Perfect opportunity for anyone in Southern New England! I have enough of my own spruce to process for the time being... Look at all that beautiful shoulder season and campfire wood! FREE! I'll bet some of our west of the Mississippi River contingent that live a bajillion feet above sea level would drool over these bad boys. So the question remains ~ What do you think would be worse ~ splitting all this by hand, struggling through hundreds of knots, OR being exiled to a small cabin on the edge of the tundra in the Northwest Territories of Canada for a winter, with nothing to burn but endless cords of Balsa wood??? What says the hive mind? Spruce logs - free stuff
Pain now, enjoy later? Your burn time on the spruce would probably be a good hour versus the Balsa, which if you loaded the stove to the gills would probably be about 5 minutes... 5 minutes of huddling over the stove watching in vain as the fire dies down.
Knot for me. Never burned balsa so it would be an interesting experience on the tundra. Does the cabin have a TV and wifi? Need to stay connected with FHC of course.
Very good WIFI, furnished with a HUGE TV and the best amenities. Your choice of food brought in to you every week via dogsled team/ice road trucker maniacs. Bring your GF along for company. The only drawback is at -70F having to feed said Balsa into the stove nonstop
No GF...ill smuggle some BL in there. No need to ask if theres a fridge. I leave the ice cream outside!
Pretty sure balsa trees grow along the equator. What's with cutting the branches so far from the trunk ? WTF does that ? From my own very, very limited experience with spruce (one blue spruce yard tree) I would much rather split and burn eastern white pine. The spruce was a bear to split and was like splitting rubber.
Pain is an understatement. On the knotty sections it can be near impossible to split by hand without hydraulics. Being soft wood it just absorbs the blows of a maul.

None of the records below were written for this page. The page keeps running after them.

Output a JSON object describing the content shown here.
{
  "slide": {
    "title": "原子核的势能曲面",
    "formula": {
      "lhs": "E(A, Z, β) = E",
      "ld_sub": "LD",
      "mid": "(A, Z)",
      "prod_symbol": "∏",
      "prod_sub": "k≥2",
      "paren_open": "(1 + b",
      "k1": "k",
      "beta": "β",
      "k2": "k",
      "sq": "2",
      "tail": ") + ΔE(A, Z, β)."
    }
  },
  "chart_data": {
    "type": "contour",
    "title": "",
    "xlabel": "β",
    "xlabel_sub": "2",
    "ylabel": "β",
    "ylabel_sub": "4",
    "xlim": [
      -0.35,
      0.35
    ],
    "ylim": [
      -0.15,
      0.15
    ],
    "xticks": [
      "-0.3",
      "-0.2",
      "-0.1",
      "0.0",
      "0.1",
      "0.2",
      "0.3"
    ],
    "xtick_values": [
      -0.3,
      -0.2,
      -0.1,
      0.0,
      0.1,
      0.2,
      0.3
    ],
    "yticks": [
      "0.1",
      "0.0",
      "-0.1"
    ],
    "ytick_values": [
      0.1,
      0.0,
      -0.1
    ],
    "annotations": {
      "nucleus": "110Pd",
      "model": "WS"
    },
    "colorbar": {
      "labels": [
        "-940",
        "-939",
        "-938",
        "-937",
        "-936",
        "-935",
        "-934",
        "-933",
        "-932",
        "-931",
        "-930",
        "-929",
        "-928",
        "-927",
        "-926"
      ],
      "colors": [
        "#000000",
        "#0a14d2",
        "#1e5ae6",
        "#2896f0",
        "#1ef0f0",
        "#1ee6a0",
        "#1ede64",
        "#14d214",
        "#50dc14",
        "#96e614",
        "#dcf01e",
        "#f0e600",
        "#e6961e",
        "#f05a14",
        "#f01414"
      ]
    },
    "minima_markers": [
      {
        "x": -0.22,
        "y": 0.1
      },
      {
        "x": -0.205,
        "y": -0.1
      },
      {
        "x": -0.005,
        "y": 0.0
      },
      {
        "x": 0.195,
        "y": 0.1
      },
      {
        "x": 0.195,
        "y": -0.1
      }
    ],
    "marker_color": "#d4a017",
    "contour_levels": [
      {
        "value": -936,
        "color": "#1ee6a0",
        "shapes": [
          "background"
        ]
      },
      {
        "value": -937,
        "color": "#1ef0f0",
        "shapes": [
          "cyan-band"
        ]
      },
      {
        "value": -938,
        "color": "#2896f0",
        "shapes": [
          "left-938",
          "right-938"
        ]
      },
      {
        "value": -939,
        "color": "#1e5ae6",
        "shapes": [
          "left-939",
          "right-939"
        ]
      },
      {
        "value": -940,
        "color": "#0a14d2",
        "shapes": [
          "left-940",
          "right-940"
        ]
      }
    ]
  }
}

Yeah I'm just going way out into left field with this just to stir up some banter. It's not like any of us would ever be put into a bizarre predicament like this.
I take spruce for free any time I can get it. Admittedly, I run an OWB, but still - I can reliably get a 12 hour burn out of it up until mid-December and any time after April 1st. I just add about 1/3 more per firebox. Also, softwood helps burn down an overly deep coal bed mid winter without having to throw out perfectly good hardwood coals! I do let it dry a year or more.
Agreed, I've successfully hand split Eastern White Pine over the years without too much aggravation. It helps processing it in the bitter cold too. The Blue Spruce I acquired over the summer was a different animal altogether. 60% of it I had to use the splitter on. I'd try working it back and forth with the maul and the spruce would just laugh at me. Lesson learned, although the stuff I have does seem to burn really well.
Nice niche to be in with the OWB. I'm sure there's more free spruce available than there are people that actually want to burn it. I have almost a cord myself that I have reasonably high hopes for in the next couple shoulder seasons. Heck I'll even mix it in with the hardwoods just to stretch things farther. I'll bet it's good to get a cold start going to establish your draft.
Spruce with a hydraulic splitter is ok. It's a pain by maul or axe. So this hypothetical cabin in the frozen tundra. Is there an endless supply of good beer to go skiing with the endless supply of balsam fir? Grab a split, take a sip.
I’ve buried the wedge of my 28 ton splitter in a spruce round, water pouring out, then the hydraulic line blew. Take it to the dump. There’s some nice lumber grade pine logs in West Hartford right now if anyone’s interested.